Lawmakers, Ashcroft work to restore ban on virtual child porn
By The Associated Press
WASHINGTON Attorney General John Ashcroft and House members began their fight yesterday for legislation to bypass a Supreme Court decision that struck down a ban of computer simulations of child pornography.
"In this thriving market for child pornography, the Supreme Court's legalization of computer-generated child pornography has created a dangerous window of opportunity for child abusers to escape prosecution," Ashcroft said.
The proposed measure "restores the ability of the law enforcement to protect children from abuse and exploitation consistent with the Constitution," said Ashcroft. He announced the legislative push at a news conference at the Justice Department.
Rep.

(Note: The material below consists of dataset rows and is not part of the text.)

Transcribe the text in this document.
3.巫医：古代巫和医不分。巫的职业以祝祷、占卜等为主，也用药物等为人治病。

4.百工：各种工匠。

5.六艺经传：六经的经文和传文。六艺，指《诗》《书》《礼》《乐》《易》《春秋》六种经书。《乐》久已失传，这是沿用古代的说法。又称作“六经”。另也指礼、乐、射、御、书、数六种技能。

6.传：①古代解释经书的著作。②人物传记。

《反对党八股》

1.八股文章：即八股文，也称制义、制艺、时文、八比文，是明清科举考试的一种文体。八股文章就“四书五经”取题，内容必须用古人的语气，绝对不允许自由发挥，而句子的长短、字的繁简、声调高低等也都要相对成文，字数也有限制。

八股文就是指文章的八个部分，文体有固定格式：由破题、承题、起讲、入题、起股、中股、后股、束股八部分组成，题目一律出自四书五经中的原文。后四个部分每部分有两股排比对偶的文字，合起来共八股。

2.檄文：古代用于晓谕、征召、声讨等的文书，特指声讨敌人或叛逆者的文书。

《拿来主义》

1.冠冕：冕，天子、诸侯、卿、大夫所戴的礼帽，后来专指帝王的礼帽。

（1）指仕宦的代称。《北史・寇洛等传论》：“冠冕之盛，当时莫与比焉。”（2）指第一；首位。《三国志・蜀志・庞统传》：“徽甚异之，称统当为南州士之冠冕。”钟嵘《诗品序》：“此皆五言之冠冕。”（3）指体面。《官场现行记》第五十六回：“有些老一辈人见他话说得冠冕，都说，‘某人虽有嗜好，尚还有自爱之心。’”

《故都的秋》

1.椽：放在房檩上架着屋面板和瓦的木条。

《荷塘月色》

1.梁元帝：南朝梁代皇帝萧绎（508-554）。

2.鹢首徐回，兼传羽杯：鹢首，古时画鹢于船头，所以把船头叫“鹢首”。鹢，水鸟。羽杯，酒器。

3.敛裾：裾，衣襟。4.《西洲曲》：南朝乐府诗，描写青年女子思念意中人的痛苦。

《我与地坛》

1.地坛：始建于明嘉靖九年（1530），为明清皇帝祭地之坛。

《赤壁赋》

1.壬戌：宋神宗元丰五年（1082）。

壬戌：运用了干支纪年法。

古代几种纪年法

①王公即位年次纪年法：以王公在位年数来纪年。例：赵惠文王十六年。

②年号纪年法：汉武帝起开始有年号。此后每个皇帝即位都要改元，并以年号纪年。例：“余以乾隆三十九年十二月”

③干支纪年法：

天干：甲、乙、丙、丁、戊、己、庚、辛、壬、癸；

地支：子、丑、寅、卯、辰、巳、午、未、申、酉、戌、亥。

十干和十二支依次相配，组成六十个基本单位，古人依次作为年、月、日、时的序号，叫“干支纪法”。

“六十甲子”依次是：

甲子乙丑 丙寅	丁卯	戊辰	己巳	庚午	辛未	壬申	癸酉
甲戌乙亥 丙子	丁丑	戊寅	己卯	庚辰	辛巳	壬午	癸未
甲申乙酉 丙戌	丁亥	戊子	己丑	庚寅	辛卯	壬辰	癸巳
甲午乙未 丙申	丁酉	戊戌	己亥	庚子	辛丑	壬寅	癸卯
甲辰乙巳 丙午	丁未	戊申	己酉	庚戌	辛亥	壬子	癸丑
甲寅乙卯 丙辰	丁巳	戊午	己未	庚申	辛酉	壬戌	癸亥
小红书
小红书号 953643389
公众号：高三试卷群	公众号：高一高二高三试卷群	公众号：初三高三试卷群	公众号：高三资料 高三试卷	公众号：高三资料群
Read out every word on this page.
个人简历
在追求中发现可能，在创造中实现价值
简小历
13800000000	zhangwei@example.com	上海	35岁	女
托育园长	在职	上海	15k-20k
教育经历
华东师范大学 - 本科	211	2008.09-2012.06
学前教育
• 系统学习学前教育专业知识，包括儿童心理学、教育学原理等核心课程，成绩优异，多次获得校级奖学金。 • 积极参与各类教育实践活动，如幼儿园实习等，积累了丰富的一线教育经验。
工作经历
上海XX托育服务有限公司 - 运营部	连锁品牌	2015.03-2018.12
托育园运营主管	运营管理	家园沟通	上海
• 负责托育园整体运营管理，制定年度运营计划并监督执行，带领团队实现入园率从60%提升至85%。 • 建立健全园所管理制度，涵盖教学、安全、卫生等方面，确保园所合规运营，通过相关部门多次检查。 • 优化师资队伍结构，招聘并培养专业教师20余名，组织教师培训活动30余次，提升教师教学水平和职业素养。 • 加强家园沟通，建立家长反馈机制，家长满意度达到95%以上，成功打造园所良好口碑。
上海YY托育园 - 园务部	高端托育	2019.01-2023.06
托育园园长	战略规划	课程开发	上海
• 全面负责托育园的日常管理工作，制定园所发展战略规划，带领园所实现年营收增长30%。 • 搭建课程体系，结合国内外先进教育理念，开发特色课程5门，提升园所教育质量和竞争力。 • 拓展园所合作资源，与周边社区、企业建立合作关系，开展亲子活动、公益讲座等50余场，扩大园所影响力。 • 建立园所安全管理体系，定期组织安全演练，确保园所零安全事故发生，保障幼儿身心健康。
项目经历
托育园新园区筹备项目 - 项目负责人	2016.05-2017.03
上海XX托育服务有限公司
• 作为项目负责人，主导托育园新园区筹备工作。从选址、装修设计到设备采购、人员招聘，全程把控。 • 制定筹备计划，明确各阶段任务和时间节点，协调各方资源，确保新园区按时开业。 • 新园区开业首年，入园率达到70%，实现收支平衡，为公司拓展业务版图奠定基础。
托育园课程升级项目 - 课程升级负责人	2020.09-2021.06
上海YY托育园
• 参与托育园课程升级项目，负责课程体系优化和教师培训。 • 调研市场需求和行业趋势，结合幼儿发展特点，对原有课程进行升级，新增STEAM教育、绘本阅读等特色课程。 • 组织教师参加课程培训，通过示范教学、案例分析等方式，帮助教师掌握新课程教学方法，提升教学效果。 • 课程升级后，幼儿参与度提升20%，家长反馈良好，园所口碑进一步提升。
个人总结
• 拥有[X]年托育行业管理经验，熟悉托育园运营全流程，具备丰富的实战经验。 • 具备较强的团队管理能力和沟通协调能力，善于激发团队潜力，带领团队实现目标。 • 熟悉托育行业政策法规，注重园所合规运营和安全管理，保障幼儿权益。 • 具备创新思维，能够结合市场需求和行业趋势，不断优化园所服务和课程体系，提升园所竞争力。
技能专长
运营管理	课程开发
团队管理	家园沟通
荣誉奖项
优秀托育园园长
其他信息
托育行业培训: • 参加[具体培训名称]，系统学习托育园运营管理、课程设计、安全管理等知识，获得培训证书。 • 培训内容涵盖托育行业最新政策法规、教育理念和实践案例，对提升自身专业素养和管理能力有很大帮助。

Earl Pomeroy, D-N.D., said he wants the bill, H.R. 4623, to stand up to future Supreme Court challenges.
"This bill is about keeping our children safe by shutting down an industry that preys on our children," Pomeroy said. "This legislation was done not only quickly, but precisely."
The Supreme Court on April 16 struck down part of a 1996 law intended primarily to stop pornography produced through computer wizardry that was not available when the court placed child pornography outside First Amendment protection in 1982.

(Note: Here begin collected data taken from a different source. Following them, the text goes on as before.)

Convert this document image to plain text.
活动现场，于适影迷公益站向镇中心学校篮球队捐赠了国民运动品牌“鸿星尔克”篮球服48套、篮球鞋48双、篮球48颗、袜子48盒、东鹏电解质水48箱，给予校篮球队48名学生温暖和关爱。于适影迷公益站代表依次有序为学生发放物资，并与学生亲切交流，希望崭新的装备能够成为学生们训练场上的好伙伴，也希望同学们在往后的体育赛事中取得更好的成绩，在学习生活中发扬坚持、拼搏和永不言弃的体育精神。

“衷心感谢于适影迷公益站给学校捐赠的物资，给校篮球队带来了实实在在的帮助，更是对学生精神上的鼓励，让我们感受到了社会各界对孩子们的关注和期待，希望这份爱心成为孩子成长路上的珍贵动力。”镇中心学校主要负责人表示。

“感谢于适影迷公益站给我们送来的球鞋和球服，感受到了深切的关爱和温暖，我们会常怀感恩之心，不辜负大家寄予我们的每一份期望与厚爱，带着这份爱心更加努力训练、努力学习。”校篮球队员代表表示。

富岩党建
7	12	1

The court said parts of the law were overly broad and unconstitutional. Free-speech advocates and pornographers challenged the ban on material that "appears to be" a child in a sexually explicit situation or that is advertised to convey the impression that someone under age 18 is involved.

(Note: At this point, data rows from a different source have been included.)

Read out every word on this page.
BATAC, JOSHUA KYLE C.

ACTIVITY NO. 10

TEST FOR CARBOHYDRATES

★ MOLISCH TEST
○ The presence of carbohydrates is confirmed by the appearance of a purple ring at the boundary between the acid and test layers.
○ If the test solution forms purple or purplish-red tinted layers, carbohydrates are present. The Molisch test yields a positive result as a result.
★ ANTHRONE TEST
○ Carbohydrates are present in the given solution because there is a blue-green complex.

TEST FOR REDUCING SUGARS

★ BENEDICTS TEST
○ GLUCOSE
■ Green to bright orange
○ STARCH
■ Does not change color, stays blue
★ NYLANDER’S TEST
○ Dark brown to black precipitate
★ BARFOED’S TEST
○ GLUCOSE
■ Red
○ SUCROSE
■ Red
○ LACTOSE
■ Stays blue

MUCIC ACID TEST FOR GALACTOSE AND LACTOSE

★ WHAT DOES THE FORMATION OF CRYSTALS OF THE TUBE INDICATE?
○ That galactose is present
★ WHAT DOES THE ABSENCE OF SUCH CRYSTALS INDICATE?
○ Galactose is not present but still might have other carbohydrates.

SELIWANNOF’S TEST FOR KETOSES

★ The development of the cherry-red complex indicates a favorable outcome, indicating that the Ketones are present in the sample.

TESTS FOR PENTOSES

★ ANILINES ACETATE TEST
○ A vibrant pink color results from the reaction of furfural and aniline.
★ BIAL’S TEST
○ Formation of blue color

Moviemakers and other artists also complained that the law also swept in scenes where youthful sex is pantomimed or is filmed using adults disguised as children.
"Child pornography is not just an aberrant form of free expression, it is a criminal tool used to seduce and manipulate child victims," said Ernest Allen of the National Center for Missing and Exploited Children.
The effect of the court's decision has been the reduction of child pornography prosecutions being brought by federal officials, child advocates told a House subcommittee studying the issue.
Pornographers' lawyers now "challenge the reality of the images of child pornography, insisting the government disprove that the images are completely computer generated to gain a conviction," said Michael Heimbach, who works for the FBI's Crimes Against children unit.
To make it worse, pornographers are using computer technology to change the faces of real children and then claiming they are virtual creations to make themselves immune, he said.
"Despite the fact that there is no evidence to suggest that these images on the Internet do not involve real children, this ready-made defense has had a dramatic impact on the government's ability to prosecute child pornography offenders," Heimbach said.
While he offered no numbers, he called the reduction in prosecution "significant."
The new legislation would prohibit the production, distribution and possession of any visual depiction, real or virtual, of prepubescent children engaged in sexually explicit conduct, supporters said.
It creates broader definitions for offenses, prohibiting offers to sell or provide, and efforts to obtain child pornography regardless of whether such depictions are actually provided or received. It also prevents child molesters from using pornography to exploit children.
"I hope this legislation meets the standard set by the Supreme Court," said Rep. Mark Foley, R-Fla. "Pedophiles do not have a First Amendment right to gawk over exploited children, real or virtual."
Rep. Lamar Smith, R-Texas, said he expected the legislation to move quickly through the House and perhaps to the Senate before Memorial Day.